All the while Blackie padded around after the Bitch, hoping for attention. She was a nuzzler, and even if the Bitch was busy doing something else she would insinuate her nose underneath one of her hands and just freeze there, pretending to be petted. It was touching. At night she would fall into a twitchy sleep beside the Bitch's bed. Every now and then she'd struggle to her feet and go stick her nose under the Bitch's arm or foot for a minute and hold it there. It was like she had to touch the Bitch every so often to make sure she was still okay. That dog was great.
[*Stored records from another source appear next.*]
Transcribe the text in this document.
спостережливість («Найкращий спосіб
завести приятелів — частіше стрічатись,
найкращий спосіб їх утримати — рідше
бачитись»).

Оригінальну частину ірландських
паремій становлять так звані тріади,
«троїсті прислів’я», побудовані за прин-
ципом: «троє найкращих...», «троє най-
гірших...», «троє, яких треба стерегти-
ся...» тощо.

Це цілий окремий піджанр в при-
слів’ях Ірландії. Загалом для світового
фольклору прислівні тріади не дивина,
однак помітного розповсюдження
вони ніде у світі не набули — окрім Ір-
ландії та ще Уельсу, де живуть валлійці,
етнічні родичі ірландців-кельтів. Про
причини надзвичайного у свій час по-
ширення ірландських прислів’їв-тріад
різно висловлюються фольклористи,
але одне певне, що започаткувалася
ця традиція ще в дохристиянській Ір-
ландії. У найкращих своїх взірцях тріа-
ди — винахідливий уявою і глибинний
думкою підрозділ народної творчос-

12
In fact, Blackie was probably the one creature she could count on, aside from me, and I could see why her decrepitude made the Bitch nervous.
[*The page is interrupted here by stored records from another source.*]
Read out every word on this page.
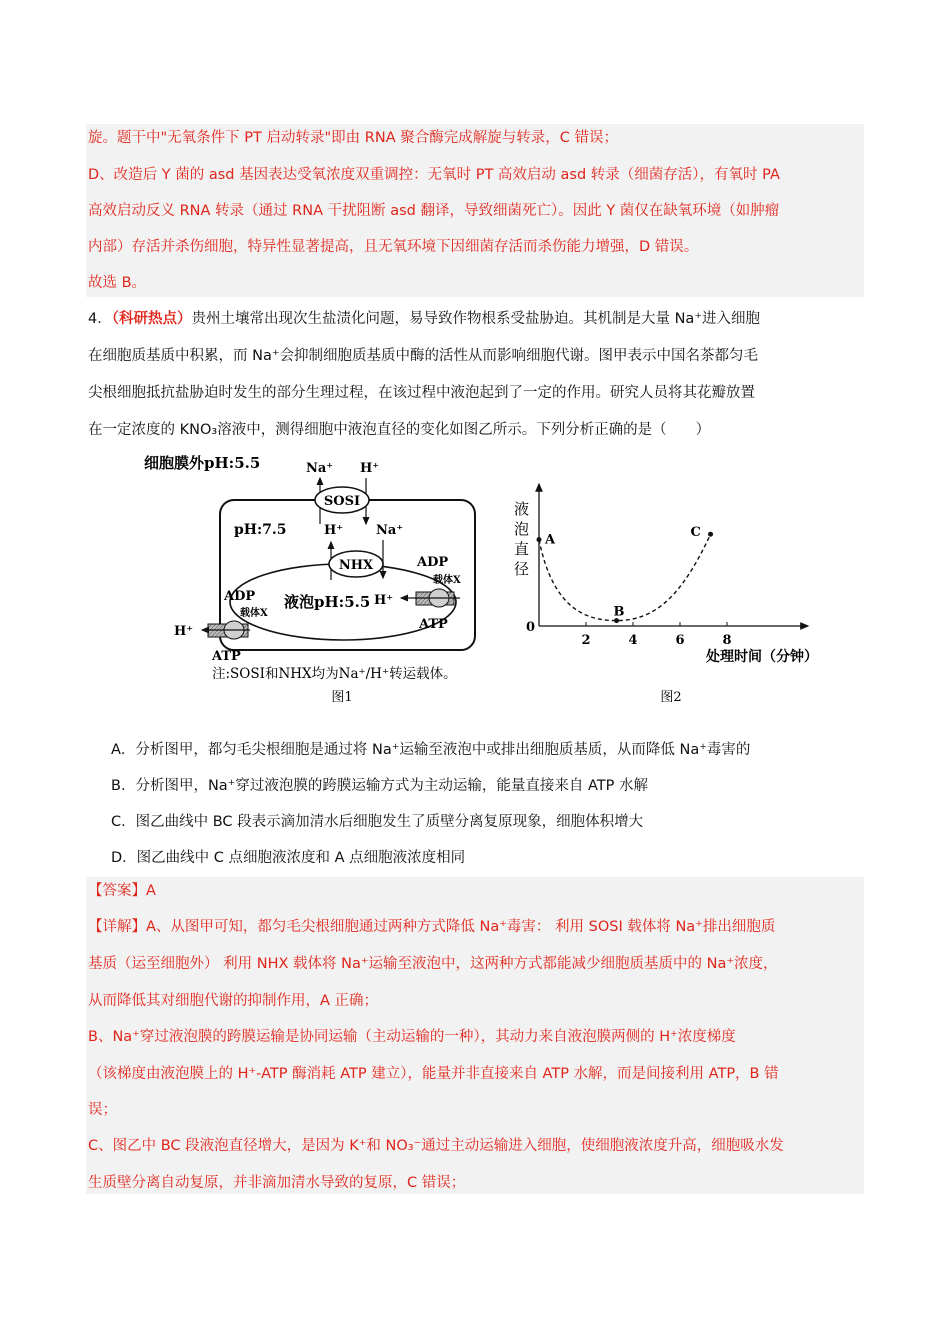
旋。题干中"无氧条件下 PT 启动转录"即由 RNA 聚合酶完成解旋与转录，C 错误；
D、改造后 Y 菌的 asd 基因表达受氧浓度双重调控：无氧时 PT 高效启动 asd 转录（细菌存活），有氧时 PA
高效启动反义 RNA 转录（通过 RNA 干扰阻断 asd 翻译，导致细菌死亡）。因此 Y 菌仅在缺氧环境（如肿瘤
内部）存活并杀伤细胞，特异性显著提高，且无氧环境下因细菌存活而杀伤能力增强，D 错误。
故选 B。
4．（科研热点）贵州土壤常出现次生盐渍化问题，易导致作物根系受盐胁迫。其机制是大量 Na⁺进入细胞
在细胞质基质中积累，而 Na⁺会抑制细胞质基质中酶的活性从而影响细胞代谢。图甲表示中国名茶都匀毛
尖根细胞抵抗盐胁迫时发生的部分生理过程，在该过程中液泡起到了一定的作用。研究人员将其花瓣放置
在一定浓度的 KNO₃溶液中，测得细胞中液泡直径的变化如图乙所示。下列分析正确的是（　　）
细胞膜外pH:5.5	Na⁺ H⁺
SOSI
pH:7.5
液泡pH:5.5
H⁺	Na⁺
NHX	ADP
载体X
H⁺
ATP
ADP
载体X
H⁺
ATP
注:SOSI和NHX均为Na⁺/H⁺转运载体。
图1
液
泡
直
径
0
2	4	6	8
A
B
C
处理时间（分钟）
图2
A．分析图甲，都匀毛尖根细胞是通过将 Na⁺运输至液泡中或排出细胞质基质，从而降低 Na⁺毒害的
B．分析图甲，Na⁺穿过液泡膜的跨膜运输方式为主动运输，能量直接来自 ATP 水解
C．图乙曲线中 BC 段表示滴加清水后细胞发生了质壁分离复原现象，细胞体积增大
D．图乙曲线中 C 点细胞液浓度和 A 点细胞液浓度相同
【答案】A
【详解】A、从图甲可知，都匀毛尖根细胞通过两种方式降低 Na⁺毒害： 利用 SOSI 载体将 Na⁺排出细胞质
基质（运至细胞外） 利用 NHX 载体将 Na⁺运输至液泡中，这两种方式都能减少细胞质基质中的 Na⁺浓度，
从而降低其对细胞代谢的抑制作用，A 正确；
B、Na⁺穿过液泡膜的跨膜运输是协同运输（主动运输的一种），其动力来自液泡膜两侧的 H⁺浓度梯度
（该梯度由液泡膜上的 H⁺-ATP 酶消耗 ATP 建立），能量并非直接来自 ATP 水解，而是间接利用 ATP，B 错
误；
C、图乙中 BC 段液泡直径增大，是因为 K⁺和 NO₃⁻通过主动运输进入细胞，使细胞液浓度升高，细胞吸水发
生质壁分离自动复原，并非滴加清水导致的复原，C 错误；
Around the time Blackie was fading and her brother was going insane, the Bitch started acting even more homegirl and tough and was irked to high hell that I wouldn't get with the program. She was listening to all this gangsta rap in her Mercedes and never taking off her wraparound shades until the teacher made a specific and pointed request. I mean, even our favorite teacher, Mrs. DeMarzo, who talked like Katharine Hepburn, had to tell her to take them off. She had all these garments from the mall in extra large sizes which she referred to as “dope.” Of course, do I have to mention the Bitch is not one iota interested in
actually
hanging with the homegirls? I mean, she's not driving down to the South Side and having her Alpine stereo gouged from her dashboard while she rounds up some sistahs to talk jive with, or whatever. She is hanging with me and the other fair students of Phoenix Country Day School as always, but she's acting like she's too cool for us, like she's doing us a favor.
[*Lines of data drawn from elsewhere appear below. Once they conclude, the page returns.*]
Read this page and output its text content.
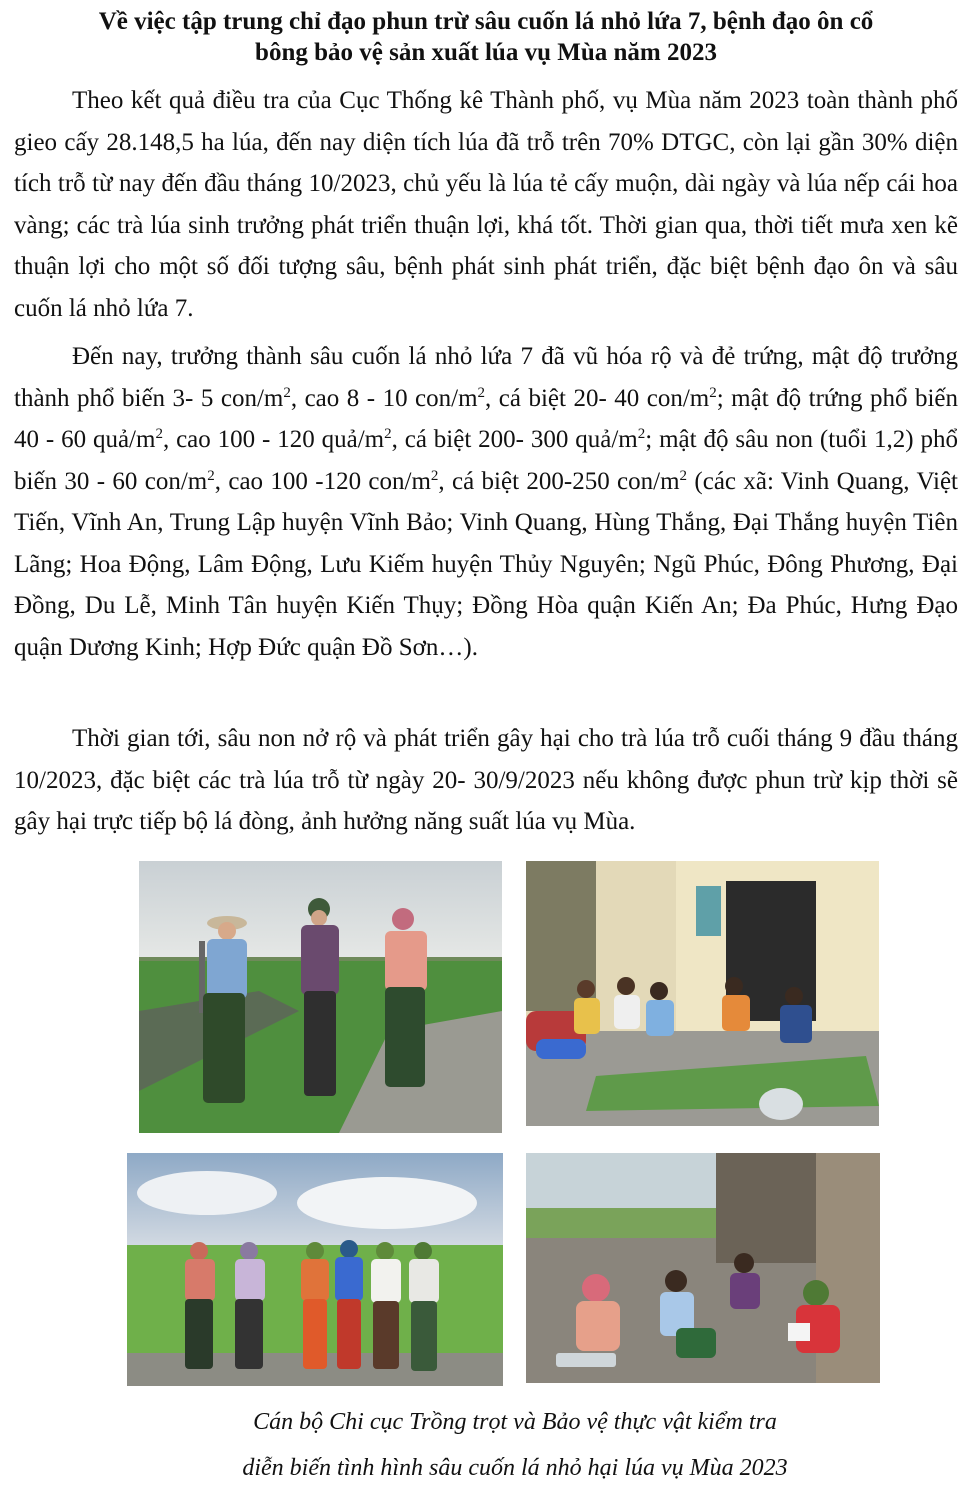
Về việc tập trung chỉ đạo phun trừ sâu cuốn lá nhỏ lứa 7, bệnh đạo ôn cổ
bông bảo vệ sản xuất lúa vụ Mùa năm 2023

Theo kết quả điều tra của Cục Thống kê Thành phố, vụ Mùa năm 2023 toàn thành phố gieo cấy 28.148,5 ha lúa, đến nay diện tích lúa đã trỗ trên 70% DTGC, còn lại gần 30% diện tích trỗ từ nay đến đầu tháng 10/2023, chủ yếu là lúa tẻ cấy muộn, dài ngày và lúa nếp cái hoa vàng; các trà lúa sinh trưởng phát triển thuận lợi, khá tốt. Thời gian qua, thời tiết mưa xen kẽ thuận lợi cho một số đối tượng sâu, bệnh phát sinh phát triển, đặc biệt bệnh đạo ôn và sâu cuốn lá nhỏ lứa 7.

Đến nay, trưởng thành sâu cuốn lá nhỏ lứa 7 đã vũ hóa rộ và đẻ trứng, mật độ trưởng thành phổ biến 3- 5 con/$m^2$, cao 8 - 10 con/$m^2$, cá biệt 20- 40 con/$m^2$; mật độ trứng phổ biến 40 - 60 quả/$m^2$, cao 100 - 120 quả/$m^2$, cá biệt 200- 300 quả/$m^2$; mật độ sâu non (tuổi 1,2) phổ biến 30 - 60 con/$m^2$, cao 100 -120 con/$m^2$, cá biệt 200-250 con/$m^2$ (các xã: Vinh Quang, Việt Tiến, Vĩnh An, Trung Lập huyện Vĩnh Bảo; Vinh Quang, Hùng Thắng, Đại Thắng huyện Tiên Lãng; Hoa Động, Lâm Động, Lưu Kiếm huyện Thủy Nguyên; Ngũ Phúc, Đông Phương, Đại Đồng, Du Lễ, Minh Tân huyện Kiến Thụy; Đồng Hòa quận Kiến An; Đa Phúc, Hưng Đạo quận Dương Kinh; Hợp Đức quận Đồ Sơn…).

Thời gian tới, sâu non nở rộ và phát triển gây hại cho trà lúa trỗ cuối tháng 9 đầu tháng 10/2023, đặc biệt các trà lúa trỗ từ ngày 20- 30/9/2023 nếu không được phun trừ kịp thời sẽ gây hại trực tiếp bộ lá đòng, ảnh hưởng năng suất lúa vụ Mùa.

Cán bộ Chi cục Trồng trọt và Bảo vệ thực vật kiểm tra
diễn biến tình hình sâu cuốn lá nhỏ hại lúa vụ Mùa 2023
She was annoying, but I never considered dumping her. With me, in private, she wasn't so bad. I mean, the Bitch lived right down the street and we'd been best friends since fourth grade, when being best friends really meant something. I'd only seen one miracle in my sixteen years of life and the Bitch had been its agent. The miracle wasn't much, but it was enough to make me believe that there was some kind of power floating around in the universe and that the Bitch had a little influence with it. I figured that if I stuck close to her, my life would periodically be visited by blessings and magic, like in fairy tales. What happened was this: we were eleven years old, sitting in my room on top of the rainbow Marimekko print comforter, beneath the Olympische Spiele München posters, talking animatedly and intimately about whatever. Suddenly, the Bitch gasped and pointed to the candy-colored Venetian glass chandelier my mother brought back on the trip to Europe she took without my father. A beat of time passed. And then the chandelier winked out.